Wednesday, May 20, 2009

Putting Today in Context

Click on Chart to Enlarge

I don't have a lot of time now, and there is probably not a lot more to be said that hasn't been said in recent posts, so this will be brief.

First off I suggested a trade on QID earlier today late in the trading day. The posted entry was 36.50. If anyone didn't have time to get in, I typically just suggest getting in on a market order the next day. Another option is to set a limit order of today's closing price to avoid getting a "bad" price if the markets gap down tomorrow. However, that means it is possible that you don't get in the trade.

While I have already given the rationale for this trade in recent posts I wanted to highlight a few things. Looking at the chart we see that volume has been downtrending this whole rally and yesterday put in a multi month low in volume. This is occurring right as the SPY is approaching the 200 day MA. From basically everything I've gathered about this type of action, it has bearish implications.
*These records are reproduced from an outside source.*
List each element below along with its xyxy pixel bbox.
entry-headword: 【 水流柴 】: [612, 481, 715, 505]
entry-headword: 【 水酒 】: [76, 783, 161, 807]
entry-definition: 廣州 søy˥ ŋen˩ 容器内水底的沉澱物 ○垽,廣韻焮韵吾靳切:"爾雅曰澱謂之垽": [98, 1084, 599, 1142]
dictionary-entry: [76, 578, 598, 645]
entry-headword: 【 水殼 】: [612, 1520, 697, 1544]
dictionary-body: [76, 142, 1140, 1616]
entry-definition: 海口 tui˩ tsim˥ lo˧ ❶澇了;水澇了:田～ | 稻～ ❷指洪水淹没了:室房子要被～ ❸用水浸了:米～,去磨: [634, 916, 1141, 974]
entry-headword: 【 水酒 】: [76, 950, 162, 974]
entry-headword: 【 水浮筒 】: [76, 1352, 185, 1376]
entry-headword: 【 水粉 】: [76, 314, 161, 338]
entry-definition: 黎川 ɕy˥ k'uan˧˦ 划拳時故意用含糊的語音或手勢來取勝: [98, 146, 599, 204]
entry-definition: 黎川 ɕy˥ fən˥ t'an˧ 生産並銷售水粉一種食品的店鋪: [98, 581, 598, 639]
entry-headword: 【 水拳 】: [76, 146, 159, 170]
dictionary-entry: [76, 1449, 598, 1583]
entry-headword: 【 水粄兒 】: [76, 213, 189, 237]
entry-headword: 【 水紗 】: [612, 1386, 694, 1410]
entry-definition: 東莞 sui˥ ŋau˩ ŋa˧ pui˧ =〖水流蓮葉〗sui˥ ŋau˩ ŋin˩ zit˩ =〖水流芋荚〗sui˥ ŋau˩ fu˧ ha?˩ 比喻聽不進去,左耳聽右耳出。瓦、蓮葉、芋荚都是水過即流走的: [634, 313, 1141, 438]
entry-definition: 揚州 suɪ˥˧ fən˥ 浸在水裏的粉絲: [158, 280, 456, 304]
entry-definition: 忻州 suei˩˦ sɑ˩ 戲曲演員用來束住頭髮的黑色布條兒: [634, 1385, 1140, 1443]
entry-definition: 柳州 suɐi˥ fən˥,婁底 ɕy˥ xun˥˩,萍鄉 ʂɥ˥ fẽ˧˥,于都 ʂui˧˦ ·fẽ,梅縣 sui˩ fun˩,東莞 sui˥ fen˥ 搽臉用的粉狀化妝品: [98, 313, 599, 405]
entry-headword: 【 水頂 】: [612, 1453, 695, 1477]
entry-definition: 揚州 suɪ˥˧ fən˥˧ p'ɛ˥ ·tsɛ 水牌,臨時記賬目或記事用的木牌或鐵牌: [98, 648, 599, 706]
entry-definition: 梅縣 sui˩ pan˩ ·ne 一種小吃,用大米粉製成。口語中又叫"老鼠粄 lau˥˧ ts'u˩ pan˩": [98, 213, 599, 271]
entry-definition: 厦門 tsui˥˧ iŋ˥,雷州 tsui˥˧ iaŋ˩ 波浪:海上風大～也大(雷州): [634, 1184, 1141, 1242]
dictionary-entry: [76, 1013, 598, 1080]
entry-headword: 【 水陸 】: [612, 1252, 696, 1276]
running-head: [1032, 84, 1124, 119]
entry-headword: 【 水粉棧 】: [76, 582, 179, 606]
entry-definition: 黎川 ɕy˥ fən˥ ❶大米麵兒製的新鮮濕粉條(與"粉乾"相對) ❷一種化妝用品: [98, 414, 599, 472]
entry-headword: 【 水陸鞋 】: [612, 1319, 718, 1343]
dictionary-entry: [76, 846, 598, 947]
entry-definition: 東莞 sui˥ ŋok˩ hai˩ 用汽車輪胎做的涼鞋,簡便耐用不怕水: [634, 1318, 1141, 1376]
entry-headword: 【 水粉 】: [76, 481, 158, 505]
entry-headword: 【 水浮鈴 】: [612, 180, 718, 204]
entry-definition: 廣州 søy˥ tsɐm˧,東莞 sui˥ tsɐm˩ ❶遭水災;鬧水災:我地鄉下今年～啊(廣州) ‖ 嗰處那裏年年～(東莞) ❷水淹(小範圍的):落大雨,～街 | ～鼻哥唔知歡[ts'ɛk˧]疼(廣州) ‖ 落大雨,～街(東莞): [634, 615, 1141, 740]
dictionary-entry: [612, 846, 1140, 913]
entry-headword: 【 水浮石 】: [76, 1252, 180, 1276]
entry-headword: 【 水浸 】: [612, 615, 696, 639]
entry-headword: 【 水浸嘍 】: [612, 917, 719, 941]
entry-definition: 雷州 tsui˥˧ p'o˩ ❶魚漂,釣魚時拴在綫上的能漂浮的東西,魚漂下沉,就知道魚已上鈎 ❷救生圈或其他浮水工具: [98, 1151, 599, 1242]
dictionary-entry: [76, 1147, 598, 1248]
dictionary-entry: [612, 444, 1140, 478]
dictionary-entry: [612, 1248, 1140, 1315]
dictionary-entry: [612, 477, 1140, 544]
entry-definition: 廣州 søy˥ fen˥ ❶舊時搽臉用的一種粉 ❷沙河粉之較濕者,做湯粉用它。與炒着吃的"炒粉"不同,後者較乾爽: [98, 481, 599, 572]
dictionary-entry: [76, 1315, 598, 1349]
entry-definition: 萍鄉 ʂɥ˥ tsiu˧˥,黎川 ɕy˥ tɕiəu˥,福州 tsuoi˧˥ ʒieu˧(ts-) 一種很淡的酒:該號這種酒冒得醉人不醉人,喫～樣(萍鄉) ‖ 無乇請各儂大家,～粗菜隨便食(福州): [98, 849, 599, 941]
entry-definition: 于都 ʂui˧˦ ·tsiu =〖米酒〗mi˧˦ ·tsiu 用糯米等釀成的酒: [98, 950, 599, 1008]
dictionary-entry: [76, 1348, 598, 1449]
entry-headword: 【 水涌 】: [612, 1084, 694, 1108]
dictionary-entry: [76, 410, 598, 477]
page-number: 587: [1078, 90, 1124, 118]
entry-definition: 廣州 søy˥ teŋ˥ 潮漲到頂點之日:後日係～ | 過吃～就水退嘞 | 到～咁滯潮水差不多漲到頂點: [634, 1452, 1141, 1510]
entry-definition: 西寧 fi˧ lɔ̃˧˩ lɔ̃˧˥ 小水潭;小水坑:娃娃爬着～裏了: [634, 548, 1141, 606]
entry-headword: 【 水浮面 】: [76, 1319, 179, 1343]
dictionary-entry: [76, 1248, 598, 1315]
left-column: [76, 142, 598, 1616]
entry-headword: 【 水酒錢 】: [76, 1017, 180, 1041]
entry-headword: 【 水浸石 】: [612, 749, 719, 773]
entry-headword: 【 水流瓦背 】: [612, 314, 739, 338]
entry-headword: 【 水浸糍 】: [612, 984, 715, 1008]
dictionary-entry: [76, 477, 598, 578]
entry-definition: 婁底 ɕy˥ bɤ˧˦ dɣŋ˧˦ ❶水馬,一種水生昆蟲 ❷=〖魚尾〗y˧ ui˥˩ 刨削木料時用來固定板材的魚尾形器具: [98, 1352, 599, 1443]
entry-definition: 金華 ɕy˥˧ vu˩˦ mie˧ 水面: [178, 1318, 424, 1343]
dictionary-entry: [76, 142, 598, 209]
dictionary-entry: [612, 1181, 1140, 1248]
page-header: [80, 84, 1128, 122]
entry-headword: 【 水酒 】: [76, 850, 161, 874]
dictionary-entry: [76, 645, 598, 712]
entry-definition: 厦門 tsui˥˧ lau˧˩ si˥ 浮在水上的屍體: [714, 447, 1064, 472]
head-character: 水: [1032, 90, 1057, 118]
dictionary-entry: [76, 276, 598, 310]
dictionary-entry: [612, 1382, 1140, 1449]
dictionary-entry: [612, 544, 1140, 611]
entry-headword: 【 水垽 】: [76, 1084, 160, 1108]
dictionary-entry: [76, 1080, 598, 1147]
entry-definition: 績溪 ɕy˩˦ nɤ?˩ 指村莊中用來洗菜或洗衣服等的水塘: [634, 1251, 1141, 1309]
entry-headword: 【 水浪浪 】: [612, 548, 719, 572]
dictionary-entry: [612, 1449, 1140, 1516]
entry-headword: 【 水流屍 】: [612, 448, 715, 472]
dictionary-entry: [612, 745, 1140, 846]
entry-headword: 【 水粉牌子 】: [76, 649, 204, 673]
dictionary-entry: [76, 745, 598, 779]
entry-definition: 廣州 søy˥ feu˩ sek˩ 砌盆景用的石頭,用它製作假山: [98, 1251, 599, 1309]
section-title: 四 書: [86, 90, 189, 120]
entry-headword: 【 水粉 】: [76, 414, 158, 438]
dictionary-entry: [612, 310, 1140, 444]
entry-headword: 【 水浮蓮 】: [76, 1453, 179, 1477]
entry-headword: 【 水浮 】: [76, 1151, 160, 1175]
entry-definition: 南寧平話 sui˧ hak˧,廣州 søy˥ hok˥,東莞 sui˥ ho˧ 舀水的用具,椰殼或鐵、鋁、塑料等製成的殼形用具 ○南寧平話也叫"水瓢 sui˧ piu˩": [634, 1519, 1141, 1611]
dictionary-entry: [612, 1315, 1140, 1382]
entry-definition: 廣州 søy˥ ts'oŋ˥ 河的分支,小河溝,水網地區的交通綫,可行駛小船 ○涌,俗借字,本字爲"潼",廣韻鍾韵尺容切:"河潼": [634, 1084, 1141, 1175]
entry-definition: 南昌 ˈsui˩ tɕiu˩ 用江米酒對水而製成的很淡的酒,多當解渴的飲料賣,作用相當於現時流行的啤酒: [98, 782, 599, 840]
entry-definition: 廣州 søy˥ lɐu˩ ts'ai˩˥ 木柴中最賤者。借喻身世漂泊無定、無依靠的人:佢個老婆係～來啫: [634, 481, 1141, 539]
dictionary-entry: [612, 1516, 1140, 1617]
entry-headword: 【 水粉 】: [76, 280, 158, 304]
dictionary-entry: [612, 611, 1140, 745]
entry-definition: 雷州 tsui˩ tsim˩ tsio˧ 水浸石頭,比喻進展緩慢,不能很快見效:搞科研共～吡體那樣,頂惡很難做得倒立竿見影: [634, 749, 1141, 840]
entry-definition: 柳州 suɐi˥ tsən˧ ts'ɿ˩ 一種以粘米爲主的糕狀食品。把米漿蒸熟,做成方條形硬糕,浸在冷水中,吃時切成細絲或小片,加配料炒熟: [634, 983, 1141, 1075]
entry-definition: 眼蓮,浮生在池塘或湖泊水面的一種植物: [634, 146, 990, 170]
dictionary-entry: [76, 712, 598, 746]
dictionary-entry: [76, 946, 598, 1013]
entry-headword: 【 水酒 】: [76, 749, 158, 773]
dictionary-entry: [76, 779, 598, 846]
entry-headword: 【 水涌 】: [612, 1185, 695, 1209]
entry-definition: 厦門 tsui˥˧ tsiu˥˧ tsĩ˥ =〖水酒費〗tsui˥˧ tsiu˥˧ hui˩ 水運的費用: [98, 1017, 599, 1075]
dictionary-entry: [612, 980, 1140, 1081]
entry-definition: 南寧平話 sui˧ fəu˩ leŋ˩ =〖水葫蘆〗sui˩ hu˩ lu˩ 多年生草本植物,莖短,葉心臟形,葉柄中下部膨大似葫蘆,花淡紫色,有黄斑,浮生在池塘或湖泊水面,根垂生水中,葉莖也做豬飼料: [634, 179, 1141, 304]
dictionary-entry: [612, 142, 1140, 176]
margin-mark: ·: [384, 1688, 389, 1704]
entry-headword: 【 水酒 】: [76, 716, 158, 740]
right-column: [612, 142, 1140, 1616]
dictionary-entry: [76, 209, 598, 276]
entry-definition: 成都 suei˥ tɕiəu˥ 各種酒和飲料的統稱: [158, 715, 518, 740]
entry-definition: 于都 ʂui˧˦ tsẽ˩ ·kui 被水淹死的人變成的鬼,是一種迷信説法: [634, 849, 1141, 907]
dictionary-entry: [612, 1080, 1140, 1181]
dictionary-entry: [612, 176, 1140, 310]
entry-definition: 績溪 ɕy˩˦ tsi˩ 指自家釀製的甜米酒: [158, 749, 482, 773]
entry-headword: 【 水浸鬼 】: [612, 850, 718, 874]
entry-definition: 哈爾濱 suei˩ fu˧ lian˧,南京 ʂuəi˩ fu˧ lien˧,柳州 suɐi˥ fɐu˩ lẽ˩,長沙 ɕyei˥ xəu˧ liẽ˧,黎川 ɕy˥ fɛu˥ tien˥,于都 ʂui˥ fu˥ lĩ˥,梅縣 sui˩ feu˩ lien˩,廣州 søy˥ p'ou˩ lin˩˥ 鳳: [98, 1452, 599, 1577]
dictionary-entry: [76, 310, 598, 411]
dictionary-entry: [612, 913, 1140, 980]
Also, today gapped up but then reversed to close below yesterday's open-close range. This creates what is called a bearish engulfing candlestick pattern. These are not extraordinarily reliable, but considering overbought conditions, increased volume today, etc, and resistance of the recent highs, this should give some more importance to the pattern.

What we have yet to see on this rally is a solid candlestick reversal that had immediate confirmation the next day. A sizeable down day tomorrow would help to strengthen the longer term bearish implications of the pattern. Also, last week's low's should be important. If they are broken before new highs occur, then that signals weakness. If they are broken by Friday this week, that will be a big score for the bears in retracing a bullish move in equal or less time than it took to form. Also, notice the blue moving average line on the chart which is a 21 day exponential. It has held every pullback on this rally. So a close below that line will indicate a weakening trend.

For QID, my plan is to wait for the next oversold short-term signal and then make an evaluation of whether to hold or exit there. The OEX put/call ratio spiked again today, indicating that smart option traders are protecting themselves right now. Additionally, the difference between the OEX put/call ratio and the equity put/call ratio has been progressively widening in recent weeks. The smart money OEX ratio has been increasing as those traders see risk ahead, while the Equity ratio has been falling indicating those traders see blue skies. The spread between these ratios has been pretty effective in helping spot major turns in the past.

I will leave it at that other than saying that if this trade does not catch the top of this rally, I would feel very confident that the next one at new highs will. We'll see.